# Wo bekomme ich den eine Wirbelstrombremse?



## maxi (5 Juli 2006)

Hallo,

wir wollen eine Handkurbel bauen, ähnlich wie auf einen Segelbot für den Spinacker.
Nun soll der Wiederstand der Kurbel sich verändern. Das möchte ich dann ansteuern, mal fester, mal leichter etc.

Wo bekomme ich den dafür eien Wirbelstrombremse?

Grüsse


----------



## ralfm (5 Juli 2006)

...z.B. von meinem kaputten Rollentrainer fürs Fahrrad 

Oder: Als ich noch Elektromotoren einlaufen lassen mußte, habe ich gerne einen Gleichstrommotor angeflanscht und die kurz geschlossen (für mörderbremsung) oder eben mittels Widerständen.


----------



## maxi (6 Juli 2006)

Ja haben wir früher auch so Sachen gebaut.

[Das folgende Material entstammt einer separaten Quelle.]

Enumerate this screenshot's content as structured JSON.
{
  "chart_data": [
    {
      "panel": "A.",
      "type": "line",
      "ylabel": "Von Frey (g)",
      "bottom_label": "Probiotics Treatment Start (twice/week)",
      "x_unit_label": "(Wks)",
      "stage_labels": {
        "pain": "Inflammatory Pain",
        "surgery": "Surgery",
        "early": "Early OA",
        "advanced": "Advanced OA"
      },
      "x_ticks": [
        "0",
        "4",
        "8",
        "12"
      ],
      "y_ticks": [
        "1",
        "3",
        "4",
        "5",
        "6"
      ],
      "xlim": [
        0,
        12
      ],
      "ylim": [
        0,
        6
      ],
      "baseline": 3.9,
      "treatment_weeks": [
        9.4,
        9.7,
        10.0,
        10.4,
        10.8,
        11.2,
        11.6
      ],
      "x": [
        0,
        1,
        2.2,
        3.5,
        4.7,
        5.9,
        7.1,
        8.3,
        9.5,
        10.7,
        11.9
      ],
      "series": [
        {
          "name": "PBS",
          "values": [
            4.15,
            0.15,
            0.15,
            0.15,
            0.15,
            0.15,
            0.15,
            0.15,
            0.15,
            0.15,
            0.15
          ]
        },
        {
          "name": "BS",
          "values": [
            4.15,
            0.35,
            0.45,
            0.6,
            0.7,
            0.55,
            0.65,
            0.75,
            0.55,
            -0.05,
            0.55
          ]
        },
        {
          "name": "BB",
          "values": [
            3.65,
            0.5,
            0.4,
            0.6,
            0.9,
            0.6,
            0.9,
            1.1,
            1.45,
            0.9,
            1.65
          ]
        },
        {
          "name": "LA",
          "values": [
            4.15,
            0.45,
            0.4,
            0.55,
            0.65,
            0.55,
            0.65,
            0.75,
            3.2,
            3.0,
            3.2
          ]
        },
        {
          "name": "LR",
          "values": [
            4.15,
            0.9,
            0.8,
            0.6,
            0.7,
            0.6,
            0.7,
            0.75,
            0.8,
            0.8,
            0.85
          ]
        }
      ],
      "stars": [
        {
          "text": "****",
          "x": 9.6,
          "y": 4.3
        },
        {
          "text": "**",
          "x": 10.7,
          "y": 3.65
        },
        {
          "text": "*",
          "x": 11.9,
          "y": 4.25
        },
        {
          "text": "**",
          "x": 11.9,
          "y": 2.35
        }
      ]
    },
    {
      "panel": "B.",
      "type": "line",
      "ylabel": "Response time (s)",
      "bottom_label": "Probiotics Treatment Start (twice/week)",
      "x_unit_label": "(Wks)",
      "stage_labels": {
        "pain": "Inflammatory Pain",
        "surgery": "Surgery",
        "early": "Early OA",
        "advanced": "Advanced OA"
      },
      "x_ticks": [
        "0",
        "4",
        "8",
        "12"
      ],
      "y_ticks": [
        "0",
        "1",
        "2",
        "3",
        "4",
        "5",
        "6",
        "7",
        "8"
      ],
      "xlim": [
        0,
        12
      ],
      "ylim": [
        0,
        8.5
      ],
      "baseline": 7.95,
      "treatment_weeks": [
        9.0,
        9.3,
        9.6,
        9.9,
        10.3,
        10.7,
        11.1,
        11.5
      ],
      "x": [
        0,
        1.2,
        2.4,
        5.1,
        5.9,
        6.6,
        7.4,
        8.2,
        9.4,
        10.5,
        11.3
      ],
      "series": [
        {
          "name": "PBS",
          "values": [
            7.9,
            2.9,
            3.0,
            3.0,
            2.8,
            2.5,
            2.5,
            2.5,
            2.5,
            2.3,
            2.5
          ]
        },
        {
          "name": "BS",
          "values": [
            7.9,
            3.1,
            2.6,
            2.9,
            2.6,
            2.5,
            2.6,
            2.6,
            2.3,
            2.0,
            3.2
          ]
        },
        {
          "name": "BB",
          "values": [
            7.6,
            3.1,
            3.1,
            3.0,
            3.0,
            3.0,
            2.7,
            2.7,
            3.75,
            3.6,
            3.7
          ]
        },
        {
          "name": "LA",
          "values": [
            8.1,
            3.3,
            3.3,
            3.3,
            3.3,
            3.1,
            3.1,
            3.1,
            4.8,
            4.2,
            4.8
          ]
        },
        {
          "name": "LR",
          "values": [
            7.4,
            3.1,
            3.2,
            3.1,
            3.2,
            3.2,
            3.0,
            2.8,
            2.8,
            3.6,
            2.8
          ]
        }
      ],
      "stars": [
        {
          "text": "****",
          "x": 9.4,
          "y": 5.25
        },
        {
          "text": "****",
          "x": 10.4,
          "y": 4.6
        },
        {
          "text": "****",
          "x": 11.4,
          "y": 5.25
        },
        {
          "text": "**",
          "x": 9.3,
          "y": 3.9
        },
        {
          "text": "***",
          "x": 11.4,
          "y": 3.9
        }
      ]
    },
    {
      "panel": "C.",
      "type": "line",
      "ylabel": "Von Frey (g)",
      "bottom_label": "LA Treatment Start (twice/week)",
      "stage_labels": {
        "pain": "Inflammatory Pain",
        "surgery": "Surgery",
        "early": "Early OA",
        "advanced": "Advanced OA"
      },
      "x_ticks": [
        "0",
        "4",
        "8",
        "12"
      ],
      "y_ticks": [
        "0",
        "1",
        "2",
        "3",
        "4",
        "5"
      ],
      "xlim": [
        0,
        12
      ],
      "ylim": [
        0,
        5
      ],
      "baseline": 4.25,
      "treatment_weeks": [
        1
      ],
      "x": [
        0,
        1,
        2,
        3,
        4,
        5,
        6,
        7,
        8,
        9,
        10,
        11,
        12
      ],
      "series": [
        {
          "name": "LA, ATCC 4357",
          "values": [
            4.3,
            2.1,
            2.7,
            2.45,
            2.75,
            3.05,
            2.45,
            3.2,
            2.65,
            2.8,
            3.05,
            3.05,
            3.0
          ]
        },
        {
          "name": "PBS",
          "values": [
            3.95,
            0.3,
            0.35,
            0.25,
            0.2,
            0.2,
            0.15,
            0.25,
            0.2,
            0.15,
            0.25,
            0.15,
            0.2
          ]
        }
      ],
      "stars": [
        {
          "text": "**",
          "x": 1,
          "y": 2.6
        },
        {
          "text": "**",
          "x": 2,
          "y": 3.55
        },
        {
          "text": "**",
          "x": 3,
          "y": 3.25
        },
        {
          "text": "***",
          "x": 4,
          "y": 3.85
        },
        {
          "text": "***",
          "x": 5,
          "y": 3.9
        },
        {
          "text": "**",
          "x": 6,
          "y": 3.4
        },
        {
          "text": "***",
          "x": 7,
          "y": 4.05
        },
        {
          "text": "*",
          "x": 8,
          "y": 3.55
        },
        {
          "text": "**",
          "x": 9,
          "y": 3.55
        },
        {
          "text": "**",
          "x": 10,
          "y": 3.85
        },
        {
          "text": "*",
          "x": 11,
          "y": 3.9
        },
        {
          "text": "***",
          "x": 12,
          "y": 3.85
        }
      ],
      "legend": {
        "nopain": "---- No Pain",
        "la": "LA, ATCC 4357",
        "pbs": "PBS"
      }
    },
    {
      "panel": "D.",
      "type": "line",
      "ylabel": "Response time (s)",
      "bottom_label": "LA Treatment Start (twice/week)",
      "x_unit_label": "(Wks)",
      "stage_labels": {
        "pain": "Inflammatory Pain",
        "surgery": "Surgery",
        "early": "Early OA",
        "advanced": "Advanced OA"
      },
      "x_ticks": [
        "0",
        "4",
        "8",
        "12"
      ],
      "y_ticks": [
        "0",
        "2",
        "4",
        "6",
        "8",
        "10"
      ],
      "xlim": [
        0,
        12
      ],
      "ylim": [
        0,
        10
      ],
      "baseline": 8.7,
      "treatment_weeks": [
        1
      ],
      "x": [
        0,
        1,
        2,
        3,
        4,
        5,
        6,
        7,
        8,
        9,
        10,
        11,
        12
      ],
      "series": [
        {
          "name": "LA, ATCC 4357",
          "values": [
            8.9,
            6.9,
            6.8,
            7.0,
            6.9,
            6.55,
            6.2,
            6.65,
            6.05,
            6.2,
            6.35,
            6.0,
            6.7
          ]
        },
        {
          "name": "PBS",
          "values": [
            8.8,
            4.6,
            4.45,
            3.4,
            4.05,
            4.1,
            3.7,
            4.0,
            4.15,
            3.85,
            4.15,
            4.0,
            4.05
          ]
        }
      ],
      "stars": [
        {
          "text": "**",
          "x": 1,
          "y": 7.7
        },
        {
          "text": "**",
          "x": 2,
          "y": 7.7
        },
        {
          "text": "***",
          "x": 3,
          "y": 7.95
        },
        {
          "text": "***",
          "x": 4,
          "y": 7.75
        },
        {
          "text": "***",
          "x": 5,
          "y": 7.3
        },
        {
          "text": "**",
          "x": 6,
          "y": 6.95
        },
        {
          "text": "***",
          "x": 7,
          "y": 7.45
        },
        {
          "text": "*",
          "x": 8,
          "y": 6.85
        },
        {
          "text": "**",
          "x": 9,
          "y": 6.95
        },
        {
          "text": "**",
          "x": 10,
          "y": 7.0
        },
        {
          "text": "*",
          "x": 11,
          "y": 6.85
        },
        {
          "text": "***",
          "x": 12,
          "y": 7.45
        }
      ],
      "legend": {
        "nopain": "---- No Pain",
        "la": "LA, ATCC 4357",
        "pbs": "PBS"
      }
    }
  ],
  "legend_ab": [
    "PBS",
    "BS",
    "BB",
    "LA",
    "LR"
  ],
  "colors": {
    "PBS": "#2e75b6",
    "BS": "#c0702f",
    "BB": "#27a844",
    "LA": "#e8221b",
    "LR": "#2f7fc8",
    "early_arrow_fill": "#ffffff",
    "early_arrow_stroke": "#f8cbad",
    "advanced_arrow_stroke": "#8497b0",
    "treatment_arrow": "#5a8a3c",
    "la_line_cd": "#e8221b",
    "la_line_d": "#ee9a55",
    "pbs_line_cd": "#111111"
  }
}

Ich brauche nun etwas fertiges gekauftes mit Rechnung das langfristig sehr gut funktioniert und das ich elektronisch ansteuern kann.


----------



## PeterEF (6 Juli 2006)

Hallo,

schau doch mal bei Firmen, die dieses Zeugs für die Mechatroniker-Ausbildung herstellen (z.B. http://www.wuekro.de). 
Ich habe von da mal eine 1kW-Bremse mit elektronischer Ansteuerung zum Test gehabt.

Peter


----------